Kiln Hope
Dhaka is perhaps the world’s most polluted and heavily populated city. The fast pace of change and increasing industrialization are coupled with a near complete lack of regulations or protections on human health, labor, safety or the environment.
The brick kilns of Dhaka’s Savar District—exemplifying the worst conditions—are killing people. The production of bricks at kilns involves the burning of biomass, coal, used tires, etc., and the constant burning creates a toxic haze that settles over everything.
Mixed with the toxic fumes from nearby unregulated manufacturing, the air, soil and water are heavily polluted. In general, Dhaka’a air particulate concentrations are more than 90 times greater than the levels recommended by the World Health Organization.
With the rising demand for construction materials to carter to the infrastructure growth, the brick manufacturing industry in Bangladesh has risen dramatically.
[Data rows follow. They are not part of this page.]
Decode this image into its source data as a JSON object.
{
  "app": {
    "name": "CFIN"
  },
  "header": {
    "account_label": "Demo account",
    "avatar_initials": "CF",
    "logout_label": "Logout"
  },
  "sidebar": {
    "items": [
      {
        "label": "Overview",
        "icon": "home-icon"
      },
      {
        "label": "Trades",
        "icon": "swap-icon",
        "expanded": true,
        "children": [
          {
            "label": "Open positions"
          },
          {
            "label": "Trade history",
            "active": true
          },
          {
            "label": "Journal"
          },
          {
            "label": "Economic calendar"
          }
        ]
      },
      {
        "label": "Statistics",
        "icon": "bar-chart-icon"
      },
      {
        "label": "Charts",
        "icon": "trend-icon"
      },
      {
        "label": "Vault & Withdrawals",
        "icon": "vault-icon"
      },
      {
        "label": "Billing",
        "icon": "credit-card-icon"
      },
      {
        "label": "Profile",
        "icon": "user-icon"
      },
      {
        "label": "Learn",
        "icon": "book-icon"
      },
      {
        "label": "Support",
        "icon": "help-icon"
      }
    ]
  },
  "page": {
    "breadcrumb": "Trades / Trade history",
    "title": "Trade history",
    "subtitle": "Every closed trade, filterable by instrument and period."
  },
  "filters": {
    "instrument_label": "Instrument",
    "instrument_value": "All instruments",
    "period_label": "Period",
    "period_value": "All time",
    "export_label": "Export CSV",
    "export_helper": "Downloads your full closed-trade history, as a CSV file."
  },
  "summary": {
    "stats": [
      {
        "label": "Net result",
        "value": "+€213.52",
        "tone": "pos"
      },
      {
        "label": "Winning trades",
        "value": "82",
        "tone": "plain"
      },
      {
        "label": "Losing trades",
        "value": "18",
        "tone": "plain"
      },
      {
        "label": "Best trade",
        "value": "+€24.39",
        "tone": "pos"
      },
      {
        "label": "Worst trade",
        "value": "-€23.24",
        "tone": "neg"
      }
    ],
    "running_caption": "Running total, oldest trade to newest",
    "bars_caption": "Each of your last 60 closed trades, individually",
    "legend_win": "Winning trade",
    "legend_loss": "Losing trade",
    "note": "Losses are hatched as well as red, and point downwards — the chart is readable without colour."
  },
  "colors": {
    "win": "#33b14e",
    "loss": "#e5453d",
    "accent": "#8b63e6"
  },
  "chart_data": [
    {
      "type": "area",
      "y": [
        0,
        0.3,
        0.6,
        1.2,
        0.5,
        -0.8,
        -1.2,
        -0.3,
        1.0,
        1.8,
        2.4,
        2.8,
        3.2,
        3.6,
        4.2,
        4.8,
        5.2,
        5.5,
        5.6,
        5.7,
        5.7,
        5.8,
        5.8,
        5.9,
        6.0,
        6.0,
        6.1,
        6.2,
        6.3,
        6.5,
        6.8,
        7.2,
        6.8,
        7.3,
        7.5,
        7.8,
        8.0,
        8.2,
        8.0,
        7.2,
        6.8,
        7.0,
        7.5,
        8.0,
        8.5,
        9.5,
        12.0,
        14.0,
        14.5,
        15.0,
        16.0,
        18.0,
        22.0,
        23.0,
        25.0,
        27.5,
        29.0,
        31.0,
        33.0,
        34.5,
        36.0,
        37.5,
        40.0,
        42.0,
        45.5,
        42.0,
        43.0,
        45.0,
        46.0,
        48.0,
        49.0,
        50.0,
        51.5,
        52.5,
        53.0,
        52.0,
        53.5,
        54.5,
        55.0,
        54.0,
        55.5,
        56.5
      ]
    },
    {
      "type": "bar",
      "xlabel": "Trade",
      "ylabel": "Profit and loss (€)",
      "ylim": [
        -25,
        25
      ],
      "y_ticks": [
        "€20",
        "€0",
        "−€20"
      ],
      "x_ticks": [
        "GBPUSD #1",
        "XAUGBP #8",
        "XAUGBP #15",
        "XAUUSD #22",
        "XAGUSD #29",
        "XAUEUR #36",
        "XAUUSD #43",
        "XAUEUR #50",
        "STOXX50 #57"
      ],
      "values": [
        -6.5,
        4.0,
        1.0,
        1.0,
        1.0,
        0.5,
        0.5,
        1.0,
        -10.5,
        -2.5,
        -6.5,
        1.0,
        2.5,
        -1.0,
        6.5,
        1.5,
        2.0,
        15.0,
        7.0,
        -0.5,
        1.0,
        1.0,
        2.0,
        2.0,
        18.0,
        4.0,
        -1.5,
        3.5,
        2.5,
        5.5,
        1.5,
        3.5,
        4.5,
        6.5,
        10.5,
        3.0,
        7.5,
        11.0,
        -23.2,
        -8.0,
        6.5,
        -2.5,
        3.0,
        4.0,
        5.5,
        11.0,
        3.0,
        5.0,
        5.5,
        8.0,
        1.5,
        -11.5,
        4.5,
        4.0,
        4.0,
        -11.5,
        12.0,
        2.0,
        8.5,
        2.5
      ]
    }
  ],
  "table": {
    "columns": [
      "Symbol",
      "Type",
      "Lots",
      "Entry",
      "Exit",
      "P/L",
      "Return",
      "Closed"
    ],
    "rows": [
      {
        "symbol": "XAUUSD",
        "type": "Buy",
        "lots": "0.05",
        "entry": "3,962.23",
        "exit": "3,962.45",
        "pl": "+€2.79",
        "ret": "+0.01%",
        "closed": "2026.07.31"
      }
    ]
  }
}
Therefore, brickfields have thrived and mushroomed all over the country with heavy concentration at the outskirts of cities and towns. The brick making industry in Bangladesh is transitioning slowly towards mechanization, they are largely using inefficient, dirty technology, informal seasonal employment methods and haphazard growth. The unplanned development of the brick industry is completely unsustainable.
One kiln produces some 48,000 kilograms of carbon monoxide in one season, the Bangla calendar year is traditionally divided into six seasons, and there are more than 5000 kilns in Bangladesh producing some 15 billion bricks annually, valued at US$640 million.
This story focuses on the people and kilns along the Buriganga River in Dhaka’s Savar District. ~
Some recent (2019) reports about air quality and pollution due to brick kilns indicate that several hundred brick kilns around the capital Dhaka “were responsible for 82 per cent of Dhaka’s air pollution turning it into the top-ranked unlivable city on earth.”